Но вот после Отечественной войны в этих краях снова появились геологи. Поселились они в полуразрушенном здании бывшей тюрьмы и стали закладывать разведочные шахты. А вскоре не по дням, а по часам на бросовом месторождении стала возрастать добыча руды. Рудник за один год стал давать столько руды, сколько он давал при царе за пятьдесят лет. Особенно удивила Благодатна. Обогатительная фабрика здесь была построена для того, чтобы проводить опыты. Но когда пошла «большая руда», рабочие сами, без всяких проектов и специалистов, расширили ее в восемь раз. Прошло немного времени — и мощность ее увеличилась еще в два раза. Благодатка — стала давать самый дешевый свинец.

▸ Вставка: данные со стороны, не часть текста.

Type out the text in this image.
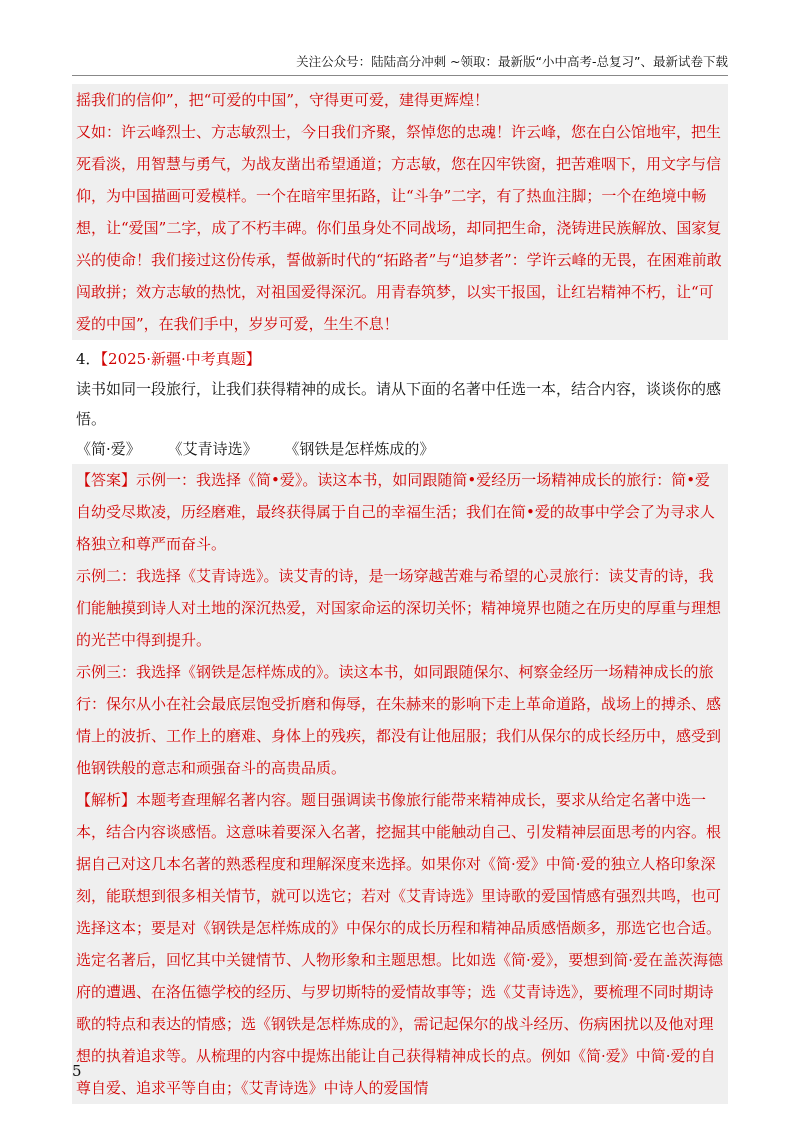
关注公众号：陆陆高分冲刺 ~领取：最新版“小中高考-总复习”、最新试卷下载

摇我们的信仰”，把“可爱的中国”，守得更可爱，建得更辉煌！

又如：许云峰烈士、方志敏烈士，今日我们齐聚，祭悼您的忠魂！许云峰，您在白公馆地牢，把生死看淡，用智慧与勇气，为战友凿出希望通道；方志敏，您在囚牢铁窗，把苦难咽下，用文字与信仰，为中国描画可爱模样。一个在暗牢里拓路，让“斗争”二字，有了热血注脚；一个在绝境中畅想，让“爱国”二字，成了不朽丰碑。你们虽身处不同战场，却同把生命，浇铸进民族解放、国家复兴的使命！我们接过这份传承，誓做新时代的“拓路者”与“追梦者”：学许云峰的无畏，在困难前敢闯敢拼；效方志敏的热忱，对祖国爱得深沉。用青春筑梦，以实干报国，让红岩精神不朽，让“可爱的中国”，在我们手中，岁岁可爱，生生不息！

4．【2025·新疆·中考真题】
读书如同一段旅行，让我们获得精神的成长。请从下面的名著中任选一本，结合内容，谈谈你的感悟。
《简·爱》 《艾青诗选》 《钢铁是怎样炼成的》

【答案】示例一：我选择《简•爱》。读这本书，如同跟随简•爱经历一场精神成长的旅行：简•爱自幼受尽欺凌，历经磨难，最终获得属于自己的幸福生活；我们在简•爱的故事中学会了为寻求人格独立和尊严而奋斗。

示例二：我选择《艾青诗选》。读艾青的诗，是一场穿越苦难与希望的心灵旅行：读艾青的诗，我们能触摸到诗人对土地的深沉热爱，对国家命运的深切关怀；精神境界也随之在历史的厚重与理想的光芒中得到提升。

示例三：我选择《钢铁是怎样炼成的》。读这本书，如同跟随保尔、柯察金经历一场精神成长的旅行：保尔从小在社会最底层饱受折磨和侮辱，在朱赫来的影响下走上革命道路，战场上的搏杀、感情上的波折、工作上的磨难、身体上的残疾，都没有让他屈服；我们从保尔的成长经历中，感受到他钢铁般的意志和顽强奋斗的高贵品质。

【解析】本题考查理解名著内容。题目强调读书像旅行能带来精神成长，要求从给定名著中选一本，结合内容谈感悟。这意味着要深入名著，挖掘其中能触动自己、引发精神层面思考的内容。根据自己对这几本名著的熟悉程度和理解深度来选择。如果你对《简·爱》中简·爱的独立人格印象深刻，能联想到很多相关情节，就可以选它；若对《艾青诗选》里诗歌的爱国情感有强烈共鸣，也可选择这本；要是对《钢铁是怎样炼成的》中保尔的成长历程和精神品质感悟颇多，那选它也合适。选定名著后，回忆其中关键情节、人物形象和主题思想。比如选《简·爱》，要想到简·爱在盖茨海德府的遭遇、在洛伍德学校的经历、与罗切斯特的爱情故事等；选《艾青诗选》，要梳理不同时期诗歌的特点和表达的情感；选《钢铁是怎样炼成的》，需记起保尔的战斗经历、伤病困扰以及他对理想的执着追求等。从梳理的内容中提炼出能让自己获得精神成长的点。例如《简·爱》中简·爱的自尊自爱、追求平等自由；《艾青诗选》中诗人的爱国情

5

В Кадае мы поехали сразу на тот холм, где похоронен поэт Михайлов. Стоя у его могилы, мы представляли, как его оплакивал в Лондоне Герцен, как по этой вот дорожке вслед за гробом поднимался убитый горем Чернышевский. Узнав о кончине любимого поэта, скорбила революционная молодежь России, в отчаянье ломал руки писатель Шелгунов, которому так и не удалось спасти своего друга. Великий изгнанник нашел здесь свое последнее пристанище. И лишь через девяносто лет встал над этой могилой памятник, и потомки высекли на нем чеканные строки похороненного поэта:
На холме растут белые ромашки, очень много. И здесь же рассыпаны куски белого мрамора: этот холм, наверное, весь из мрамора. Местами даже видны канавы, которые проходили геологи. В них сплошной мрамор. Он так же чист, как и жизнь похороненного в мраморном холме поэта.

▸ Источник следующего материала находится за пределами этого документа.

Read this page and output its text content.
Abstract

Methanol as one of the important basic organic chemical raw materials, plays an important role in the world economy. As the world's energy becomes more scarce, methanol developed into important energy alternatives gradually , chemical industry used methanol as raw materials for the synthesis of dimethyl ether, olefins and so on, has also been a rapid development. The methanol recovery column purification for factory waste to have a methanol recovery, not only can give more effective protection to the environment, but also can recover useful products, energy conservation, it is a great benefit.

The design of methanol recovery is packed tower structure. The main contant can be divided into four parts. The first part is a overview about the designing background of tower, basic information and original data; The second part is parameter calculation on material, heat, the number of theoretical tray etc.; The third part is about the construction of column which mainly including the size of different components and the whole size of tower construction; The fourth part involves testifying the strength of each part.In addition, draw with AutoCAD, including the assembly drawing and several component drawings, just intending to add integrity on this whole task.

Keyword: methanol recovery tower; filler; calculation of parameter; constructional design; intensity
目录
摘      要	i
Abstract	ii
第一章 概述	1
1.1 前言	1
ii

Где-то тут, рядом, лежит киевский студент Павел Иванов. (Могила, к сожалению, не сохранилась). Ему так и не удалось стать врачом. Но он погиб на врачебном посту, спасая жителей окрестных сел от тифа.

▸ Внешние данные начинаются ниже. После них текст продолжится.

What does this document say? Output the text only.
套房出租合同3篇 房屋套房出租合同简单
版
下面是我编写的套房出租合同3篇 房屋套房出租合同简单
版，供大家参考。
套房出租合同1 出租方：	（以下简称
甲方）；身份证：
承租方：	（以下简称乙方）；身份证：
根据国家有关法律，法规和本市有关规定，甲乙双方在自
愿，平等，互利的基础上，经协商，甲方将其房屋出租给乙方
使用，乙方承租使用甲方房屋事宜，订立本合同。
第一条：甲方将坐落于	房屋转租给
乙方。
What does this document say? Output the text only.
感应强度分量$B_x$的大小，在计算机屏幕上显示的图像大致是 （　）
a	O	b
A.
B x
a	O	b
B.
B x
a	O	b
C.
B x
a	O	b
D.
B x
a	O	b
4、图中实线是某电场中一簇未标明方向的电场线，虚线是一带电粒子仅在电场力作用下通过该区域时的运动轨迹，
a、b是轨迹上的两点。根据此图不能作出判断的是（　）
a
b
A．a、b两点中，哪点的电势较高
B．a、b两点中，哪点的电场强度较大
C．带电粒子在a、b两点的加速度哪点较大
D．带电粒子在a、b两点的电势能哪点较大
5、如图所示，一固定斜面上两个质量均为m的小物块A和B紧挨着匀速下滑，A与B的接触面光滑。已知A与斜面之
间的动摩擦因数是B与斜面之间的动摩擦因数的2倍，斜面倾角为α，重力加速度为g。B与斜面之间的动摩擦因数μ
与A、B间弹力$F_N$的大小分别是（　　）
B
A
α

Павел Иванов был так же непримирим, как Ипполит Мышкин.
В Акатуе заключенный Санковский кинул чайник в начальника тюрьмы Архангельского, но промахнулся. Архангельский любил повторять каторжникам: «Мне не нужен ваш труд, мне нужно ваше изнурение». Санковского заточили в карцер, а Архангельский ответил на телеграмму губернатора, который спрашивал о его здоровье после покушения, такими историческими словами: «Благодарю. Здоровье пока удовлетворительное. Страдаю нравственно. Являются приступы злобы».
После одного из таких приступов Санковского нашли мертвым. Приехал из Иркутска чиновник, стал спрашивать о возможных причинах смерти. Павел Иванов сказал: «Вероятно, его в карцере замучили».
— У нас палачей нет! — вспылил Архангельский.